Analytic products are such a such a multidisciplinary undertaking that in a data startup a founding team is at minimum three people. Ideally all are founders. There are probably exceptions, but that is the minimum number of bodies required to flesh out all these areas with passionate people who share the vision and are deeply invested in the success of the company. Someone needs to be good at and enjoy each of these roles.
Of course, the split doesn’t have to look like that. It could look many ways:
In the second configuration, one of you is the customer. That is ideal because you are building for the guy ‘on the next bench,’ (Steve Blank’s phrase, refers to the next soldering bench and the fact that silicon valley always worked this way until quite recently) but it doesn’t replace customer development.
The third configuration is more eclectic. The point being that there is no right answer, but you’d better have these bases covered.

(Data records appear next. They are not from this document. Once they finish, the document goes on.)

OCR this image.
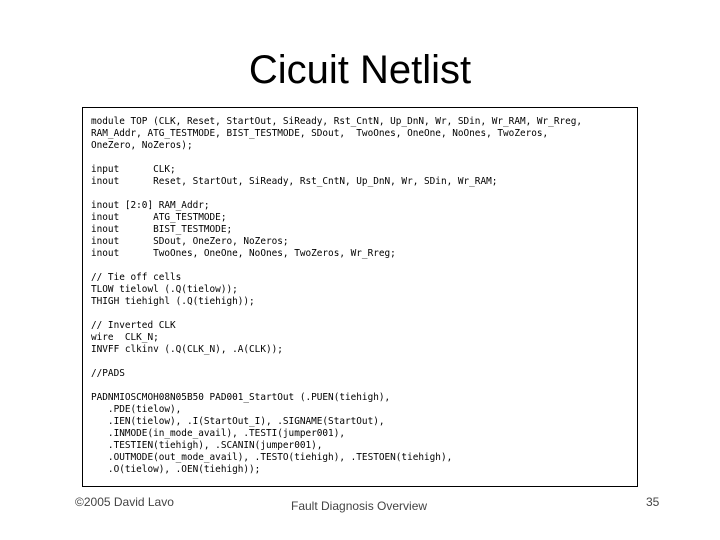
Cicuit Netlist
module TOP (CLK, Reset, StartOut, SiReady, Rst_CntN, Up_DnN, Wr, SDin, Wr_RAM, Wr_Rreg,
RAM_Addr, ATG_TESTMODE, BIST_TESTMODE, SDout,  TwoOnes, OneOne, NoOnes, TwoZeros,
OneZero, NoZeros);
input      CLK;
inout      Reset, StartOut, SiReady, Rst_CntN, Up_DnN, Wr, SDin, Wr_RAM;
inout [2:0] RAM_Addr;
inout      ATG_TESTMODE;
inout      BIST_TESTMODE;
inout      SDout, OneZero, NoZeros;
inout      TwoOnes, OneOne, NoOnes, TwoZeros, Wr_Rreg;
// Tie off cells
TLOW tielowl (.Q(tielow));
THIGH tiehighl (.Q(tiehigh));
// Inverted CLK
wire  CLK_N;
INVFF clkinv (.Q(CLK_N), .A(CLK));
//PADS
PADNMIOSCMOH08N05B50 PAD001_StartOut (.PUEN(tiehigh),
.PDE(tielow),
.IEN(tielow), .I(StartOut_I), .SIGNAME(StartOut),
.INMODE(in_mode_avail), .TESTI(jumper001),
.TESTIEN(tiehigh), .SCANIN(jumper001),
.OUTMODE(out_mode_avail), .TESTO(tiehigh), .TESTOEN(tiehigh),
.O(tielow), .OEN(tiehigh));
©2005 David Lavo	Fault Diagnosis Overview	35
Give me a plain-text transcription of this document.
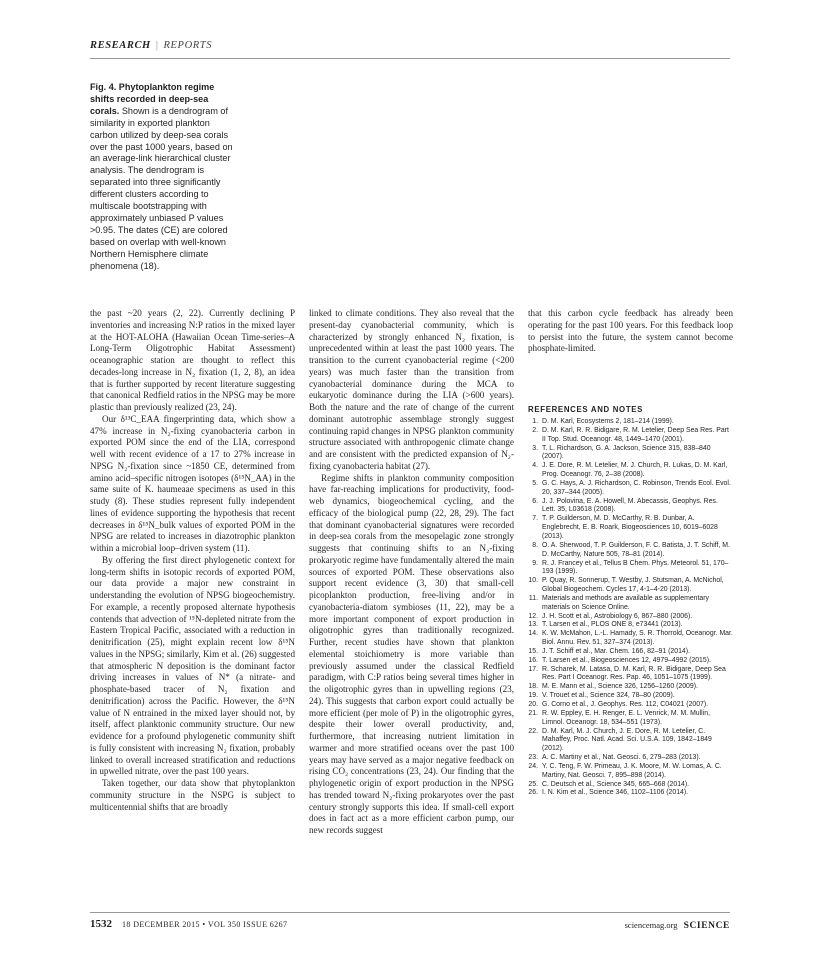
RESEARCH | REPORTS
Fig. 4. Phytoplankton regime shifts recorded in deep-sea corals. Shown is a dendrogram of similarity in exported plankton carbon utilized by deep-sea corals over the past 1000 years, based on an average-link hierarchical cluster analysis. The dendrogram is separated into three significantly different clusters according to multiscale bootstrapping with approximately unbiased P values >0.95. The dates (CE) are colored based on overlap with well-known Northern Hemisphere climate phenomena (18).

the past ~20 years (2, 22). Currently declining P inventories and increasing N:P ratios in the mixed layer at the HOT-ALOHA (Hawaiian Ocean Time-series–A Long-Term Oligotrophic Habitat Assessment) oceanographic station are thought to reflect this decades-long increase in N₂ fixation (1, 2, 8), an idea that is further supported by recent literature suggesting that canonical Redfield ratios in the NPSG may be more plastic than previously realized (23, 24).

Our δ¹³C_EAA fingerprinting data, which show a 47% increase in N₂-fixing cyanobacteria carbon in exported POM since the end of the LIA, correspond well with recent evidence of a 17 to 27% increase in NPSG N₂-fixation since ~1850 CE, determined from amino acid–specific nitrogen isotopes (δ¹⁵N_AA) in the same suite of K. haumeaae specimens as used in this study (8). These studies represent fully independent lines of evidence supporting the hypothesis that recent decreases in δ¹⁵N_bulk values of exported POM in the NPSG are related to increases in diazotrophic plankton within a microbial loop–driven system (11).

By offering the first direct phylogenetic context for long-term shifts in isotopic records of exported POM, our data provide a major new constraint in understanding the evolution of NPSG biogeochemistry. For example, a recently proposed alternate hypothesis contends that advection of ¹⁵N-depleted nitrate from the Eastern Tropical Pacific, associated with a reduction in denitrification (25), might explain recent low δ¹⁵N values in the NPSG; similarly, Kim et al. (26) suggested that atmospheric N deposition is the dominant factor driving increases in values of N* (a nitrate- and phosphate-based tracer of N₂ fixation and denitrification) across the Pacific. However, the δ¹⁵N value of N entrained in the mixed layer should not, by itself, affect planktonic community structure. Our new evidence for a profound phylogenetic community shift is fully consistent with increasing N₂ fixation, probably linked to overall increased stratification and reductions in upwelled nitrate, over the past 100 years.

Taken together, our data show that phytoplankton community structure in the NSPG is subject to multicentennial shifts that are broadly

linked to climate conditions. They also reveal that the present-day cyanobacterial community, which is characterized by strongly enhanced N₂ fixation, is unprecedented within at least the past 1000 years. The transition to the current cyanobacterial regime (<200 years) was much faster than the transition from cyanobacterial dominance during the MCA to eukaryotic dominance during the LIA (>600 years). Both the nature and the rate of change of the current dominant autotrophic assemblage strongly suggest continuing rapid changes in NPSG plankton community structure associated with anthropogenic climate change and are consistent with the predicted expansion of N₂-fixing cyanobacteria habitat (27).

Regime shifts in plankton community composition have far-reaching implications for productivity, food-web dynamics, biogeochemical cycling, and the efficacy of the biological pump (22, 28, 29). The fact that dominant cyanobacterial signatures were recorded in deep-sea corals from the mesopelagic zone strongly suggests that continuing shifts to an N₂-fixing prokaryotic regime have fundamentally altered the main sources of exported POM. These observations also support recent evidence (3, 30) that small-cell picoplankton production, free-living and/or in cyanobacteria-diatom symbioses (11, 22), may be a more important component of export production in oligotrophic gyres than traditionally recognized. Further, recent studies have shown that plankton elemental stoichiometry is more variable than previously assumed under the classical Redfield paradigm, with C:P ratios being several times higher in the oligotrophic gyres than in upwelling regions (23, 24). This suggests that carbon export could actually be more efficient (per mole of P) in the oligotrophic gyres, despite their lower overall productivity, and, furthermore, that increasing nutrient limitation in warmer and more stratified oceans over the past 100 years may have served as a major negative feedback on rising CO₂ concentrations (23, 24). Our finding that the phylogenetic origin of export production in the NPSG has trended toward N₂-fixing prokaryotes over the past century strongly supports this idea. If small-cell export does in fact act as a more efficient carbon pump, our new records suggest

that this carbon cycle feedback has already been operating for the past 100 years. For this feedback loop to persist into the future, the system cannot become phosphate-limited.

REFERENCES AND NOTES
1. D. M. Karl, Ecosystems 2, 181–214 (1999).
2. D. M. Karl, R. R. Bidigare, R. M. Letelier, Deep Sea Res. Part II Top. Stud. Oceanogr. 48, 1449–1470 (2001).
3. T. L. Richardson, G. A. Jackson, Science 315, 838–840 (2007).
4. J. E. Dore, R. M. Letelier, M. J. Church, R. Lukas, D. M. Karl, Prog. Oceanogr. 76, 2–38 (2008).
5. G. C. Hays, A. J. Richardson, C. Robinson, Trends Ecol. Evol. 20, 337–344 (2005).
6. J. J. Polovina, E. A. Howell, M. Abecassis, Geophys. Res. Lett. 35, L03618 (2008).
7. T. P. Guilderson, M. D. McCarthy, R. B. Dunbar, A. Englebrecht, E. B. Roark, Biogeosciences 10, 6019–6028 (2013).
8. O. A. Sherwood, T. P. Guilderson, F. C. Batista, J. T. Schiff, M. D. McCarthy, Nature 505, 78–81 (2014).
9. R. J. Francey et al., Tellus B Chem. Phys. Meteorol. 51, 170–193 (1999).
10. P. Quay, R. Sonnerup, T. Westby, J. Stutsman, A. McNichol, Global Biogeochem. Cycles 17, 4-1–4-20 (2013).
11. Materials and methods are available as supplementary materials on Science Online.
12. J. H. Scott et al., Astrobiology 6, 867–880 (2006).
13. T. Larsen et al., PLOS ONE 8, e73441 (2013).
14. K. W. McMahon, L.-L. Hamady, S. R. Thorrold, Oceanogr. Mar. Biol. Annu. Rev. 51, 327–374 (2013).
15. J. T. Schiff et al., Mar. Chem. 166, 82–91 (2014).
16. T. Larsen et al., Biogeosciences 12, 4979–4992 (2015).
17. R. Scharek, M. Latasa, D. M. Karl, R. R. Bidigare, Deep Sea Res. Part I Oceanogr. Res. Pap. 46, 1051–1075 (1999).
18. M. E. Mann et al., Science 326, 1256–1260 (2009).
19. V. Trouet et al., Science 324, 78–80 (2009).
20. G. Corno et al., J. Geophys. Res. 112, C04021 (2007).
21. R. W. Eppley, E. H. Renger, E. L. Venrick, M. M. Mullin, Limnol. Oceanogr. 18, 534–551 (1973).
22. D. M. Karl, M. J. Church, J. E. Dore, R. M. Letelier, C. Mahaffey, Proc. Natl. Acad. Sci. U.S.A. 109, 1842–1849 (2012).
23. A. C. Martiny et al., Nat. Geosci. 6, 279–283 (2013).
24. Y. C. Teng, F. W. Primeau, J. K. Moore, M. W. Lomas, A. C. Martiny, Nat. Geosci. 7, 895–898 (2014).
25. C. Deutsch et al., Science 345, 665–668 (2014).
26. I. N. Kim et al., Science 346, 1102–1106 (2014).
1532 18 DECEMBER 2015 • VOL 350 ISSUE 6267	sciencemag.org SCIENCE
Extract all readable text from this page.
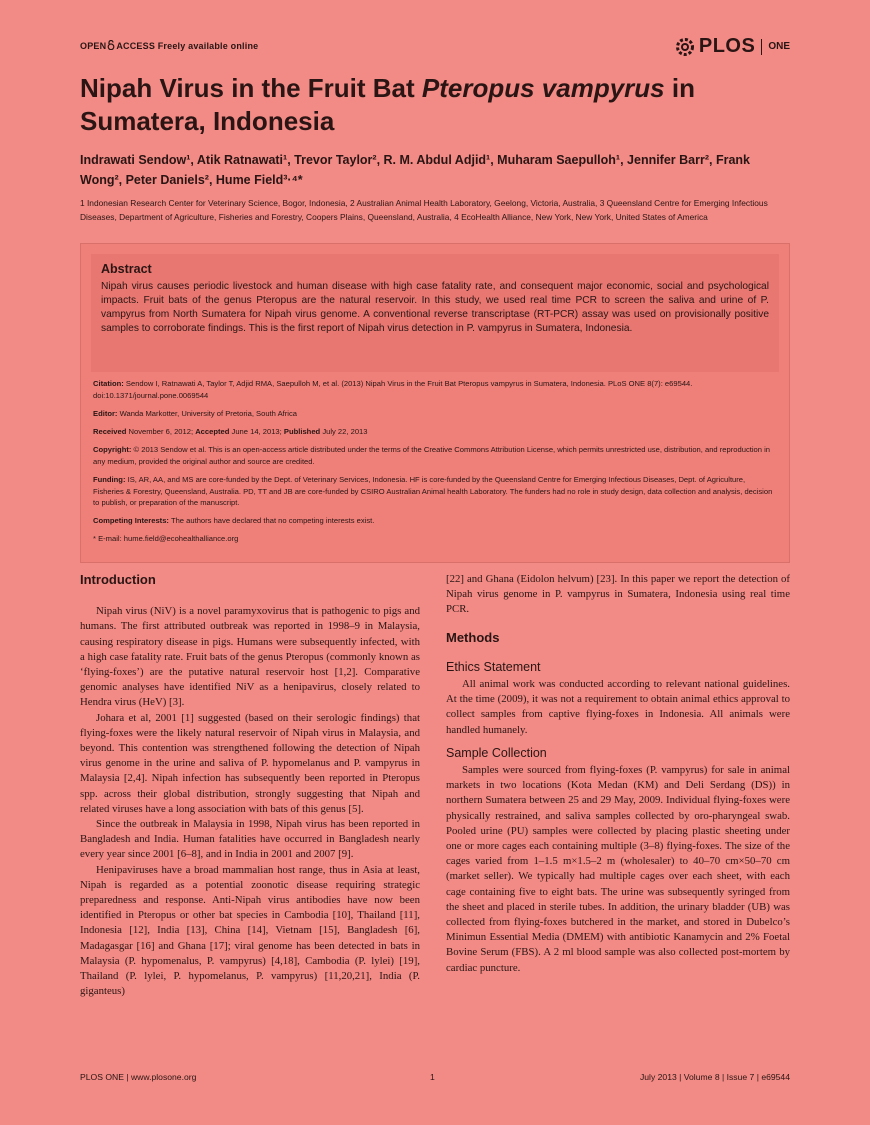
OPEN ACCESS Freely available online	PLOS ONE
Nipah Virus in the Fruit Bat Pteropus vampyrus in Sumatera, Indonesia
Indrawati Sendow¹, Atik Ratnawati¹, Trevor Taylor², R. M. Abdul Adjid¹, Muharam Saepulloh¹, Jennifer Barr², Frank Wong², Peter Daniels², Hume Field³·⁴*
1 Indonesian Research Center for Veterinary Science, Bogor, Indonesia, 2 Australian Animal Health Laboratory, Geelong, Victoria, Australia, 3 Queensland Centre for Emerging Infectious Diseases, Department of Agriculture, Fisheries and Forestry, Coopers Plains, Queensland, Australia, 4 EcoHealth Alliance, New York, New York, United States of America
Abstract
Nipah virus causes periodic livestock and human disease with high case fatality rate, and consequent major economic, social and psychological impacts. Fruit bats of the genus Pteropus are the natural reservoir. In this study, we used real time PCR to screen the saliva and urine of P. vampyrus from North Sumatera for Nipah virus genome. A conventional reverse transcriptase (RT-PCR) assay was used on provisionally positive samples to corroborate findings. This is the first report of Nipah virus detection in P. vampyrus in Sumatera, Indonesia.
Citation: Sendow I, Ratnawati A, Taylor T, Adjid RMA, Saepulloh M, et al. (2013) Nipah Virus in the Fruit Bat Pteropus vampyrus in Sumatera, Indonesia. PLoS ONE 8(7): e69544. doi:10.1371/journal.pone.0069544
Editor: Wanda Markotter, University of Pretoria, South Africa
Received November 6, 2012; Accepted June 14, 2013; Published July 22, 2013
Copyright: © 2013 Sendow et al. This is an open-access article distributed under the terms of the Creative Commons Attribution License, which permits unrestricted use, distribution, and reproduction in any medium, provided the original author and source are credited.
Funding: IS, AR, AA, and MS are core-funded by the Dept. of Veterinary Services, Indonesia. HF is core-funded by the Queensland Centre for Emerging Infectious Diseases, Dept. of Agriculture, Fisheries & Forestry, Queensland, Australia. PD, TT and JB are core-funded by CSIRO Australian Animal health Laboratory. The funders had no role in study design, data collection and analysis, decision to publish, or preparation of the manuscript.
Competing Interests: The authors have declared that no competing interests exist.
* E-mail: hume.field@ecohealthalliance.org
Introduction

Nipah virus (NiV) is a novel paramyxovirus that is pathogenic to pigs and humans. The first attributed outbreak was reported in 1998–9 in Malaysia, causing respiratory disease in pigs. Humans were subsequently infected, with a high case fatality rate. Fruit bats of the genus Pteropus (commonly known as ‘flying-foxes’) are the putative natural reservoir host [1,2]. Comparative genomic analyses have identified NiV as a henipavirus, closely related to Hendra virus (HeV) [3].

Johara et al, 2001 [1] suggested (based on their serologic findings) that flying-foxes were the likely natural reservoir of Nipah virus in Malaysia, and beyond. This contention was strengthened following the detection of Nipah virus genome in the urine and saliva of P. hypomelanus and P. vampyrus in Malaysia [2,4]. Nipah infection has subsequently been reported in Pteropus spp. across their global distribution, strongly suggesting that Nipah and related viruses have a long association with bats of this genus [5].

Since the outbreak in Malaysia in 1998, Nipah virus has been reported in Bangladesh and India. Human fatalities have occurred in Bangladesh nearly every year since 2001 [6–8], and in India in 2001 and 2007 [9].

Henipaviruses have a broad mammalian host range, thus in Asia at least, Nipah is regarded as a potential zoonotic disease requiring strategic preparedness and response. Anti-Nipah virus antibodies have now been identified in Pteropus or other bat species in Cambodia [10], Thailand [11], Indonesia [12], India [13], China [14], Vietnam [15], Bangladesh [6], Madagasgar [16] and Ghana [17]; viral genome has been detected in bats in Malaysia (P. hypomenalus, P. vampyrus) [4,18], Cambodia (P. lylei) [19], Thailand (P. lylei, P. hypomelanus, P. vampyrus) [11,20,21], India (P. giganteus)

[22] and Ghana (Eidolon helvum) [23]. In this paper we report the detection of Nipah virus genome in P. vampyrus in Sumatera, Indonesia using real time PCR.

Methods
Ethics Statement

All animal work was conducted according to relevant national guidelines. At the time (2009), it was not a requirement to obtain animal ethics approval to collect samples from captive flying-foxes in Indonesia. All animals were handled humanely.

Sample Collection

Samples were sourced from flying-foxes (P. vampyrus) for sale in animal markets in two locations (Kota Medan (KM) and Deli Serdang (DS)) in northern Sumatera between 25 and 29 May, 2009. Individual flying-foxes were physically restrained, and saliva samples collected by oro-pharyngeal swab. Pooled urine (PU) samples were collected by placing plastic sheeting under one or more cages each containing multiple (3–8) flying-foxes. The size of the cages varied from 1–1.5 m×1.5–2 m (wholesaler) to 40–70 cm×50–70 cm (market seller). We typically had multiple cages over each sheet, with each cage containing five to eight bats. The urine was subsequently syringed from the sheet and placed in sterile tubes. In addition, the urinary bladder (UB) was collected from flying-foxes butchered in the market, and stored in Dubelco’s Minimun Essential Media (DMEM) with antibiotic Kanamycin and 2% Foetal Bovine Serum (FBS). A 2 ml blood sample was also collected post-mortem by cardiac puncture.

PLOS ONE | www.plosone.org	1	July 2013 | Volume 8 | Issue 7 | e69544
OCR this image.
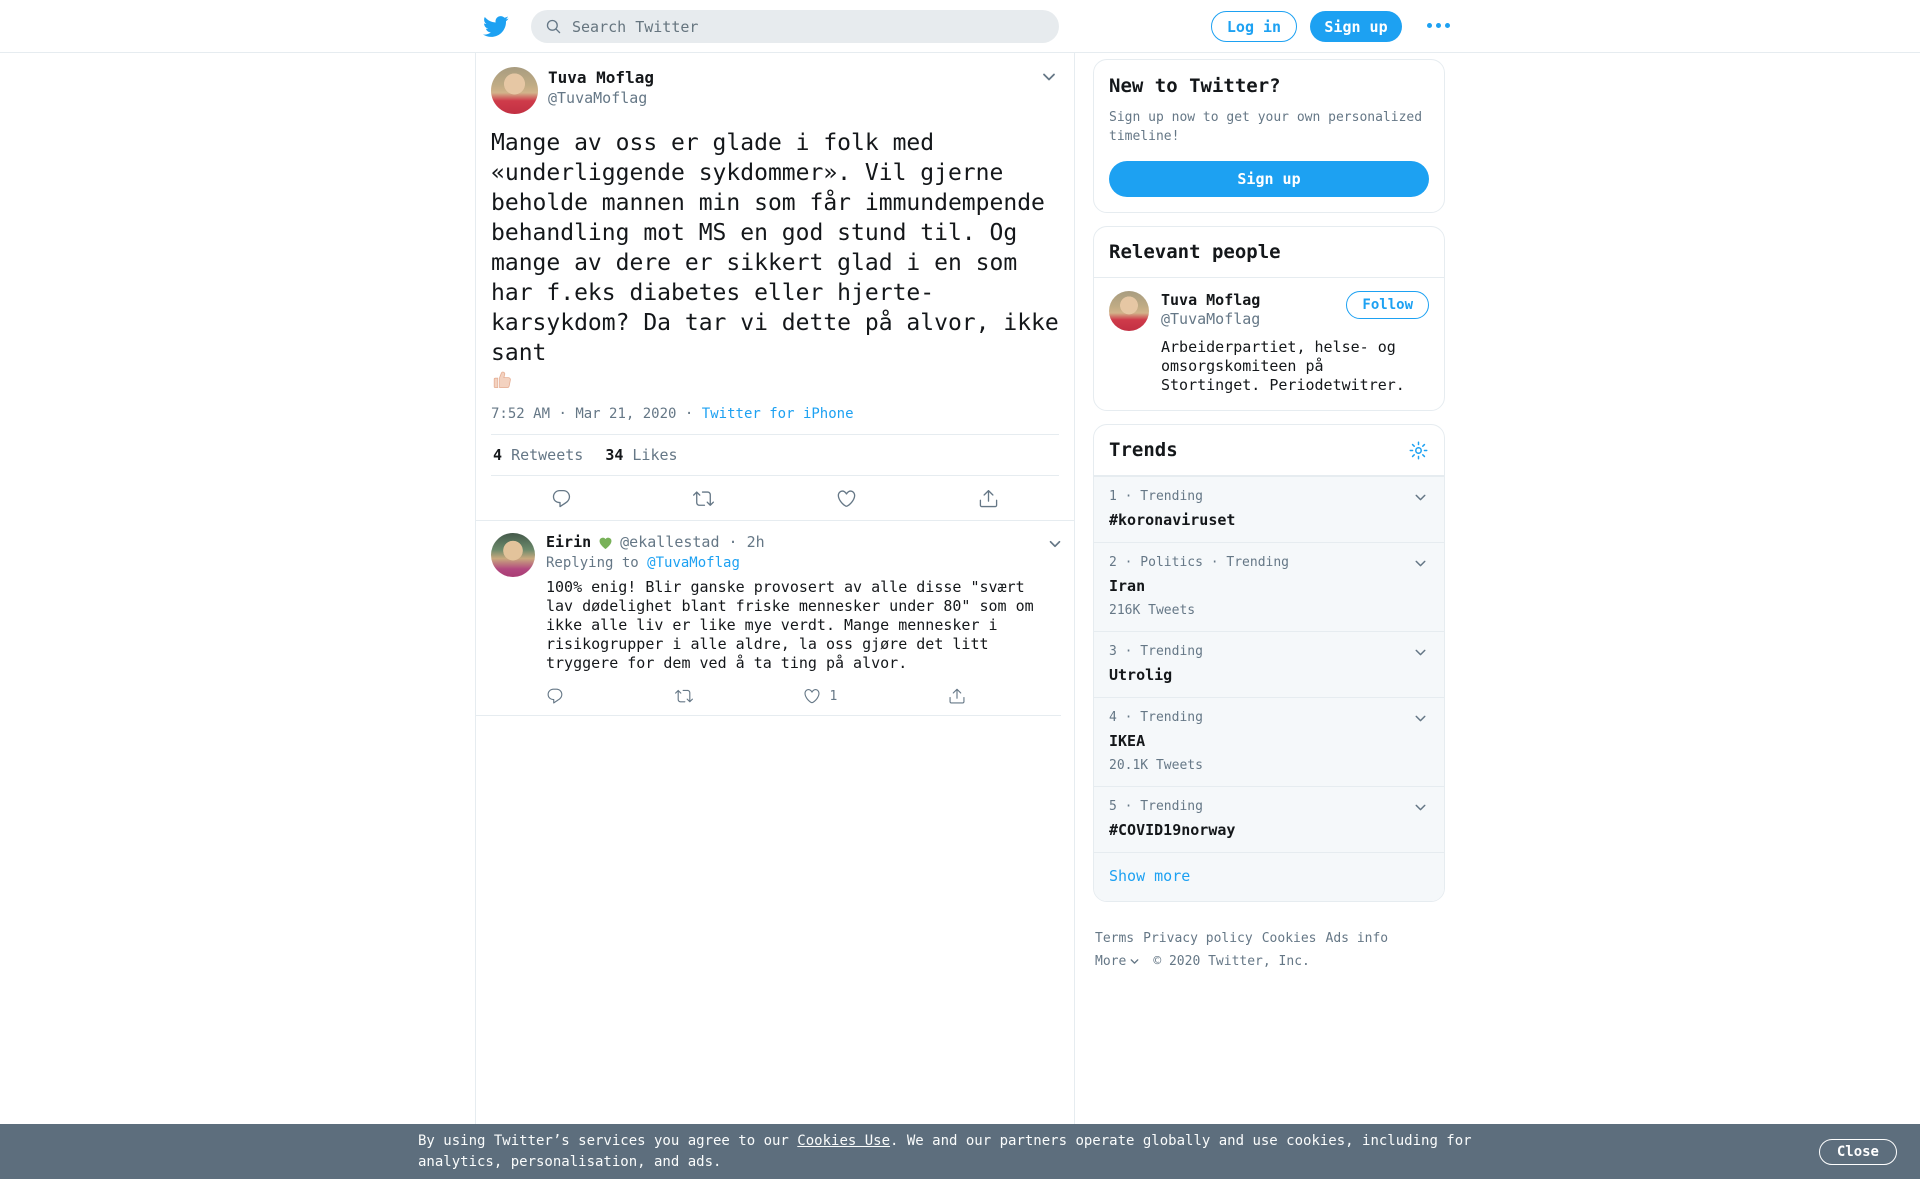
Search Twitter
Log in	Sign up
Tuva Moflag
@TuvaMoflag
Mange av oss er glade i folk med «underliggende sykdommer». Vil gjerne beholde mannen min som får immundempende behandling mot MS en god stund til. Og mange av dere er sikkert glad i en som har f.eks diabetes eller hjerte-karsykdom? Da tar vi dette på alvor, ikke sant
7:52 AM · Mar 21, 2020 · Twitter for iPhone
4 Retweets 34 Likes
Eirin @ekallestad · 2h
Replying to @TuvaMoflag
100% enig! Blir ganske provosert av alle disse "svært lav dødelighet blant friske mennesker under 80" som om ikke alle liv er like mye verdt. Mange mennesker i risikogrupper i alle aldre, la oss gjøre det litt tryggere for dem ved å ta ting på alvor.
1
New to Twitter?
Sign up now to get your own personalized timeline!
Sign up
Relevant people
Tuva Moflag
@TuvaMoflag
Follow
Arbeiderpartiet, helse- og omsorgskomiteen på Stortinget. Periodetwitrer.
Trends
1 · Trending
#koronaviruset
2 · Politics · Trending
Iran
216K Tweets
3 · Trending
Utrolig
4 · Trending
IKEA
20.1K Tweets
5 · Trending
#COVID19norway
Show more
Terms Privacy policy Cookies Ads info
More © 2020 Twitter, Inc.
By using Twitter’s services you agree to our Cookies Use. We and our partners operate globally and use cookies, including for analytics, personalisation, and ads.
Close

For an analytics product, this is the customer development team. Nobody is in charge and everyone participates. Build a minimal v0.1 inside of one month that expresses your core insight and some key feature of the data. Then drive, fly or swim to a real customer and introduce them to your application in person. Give them access and keep them clicking each alpha release. Log everything. Monitor and evolve your metrics. If you lose your alpha users, pivot.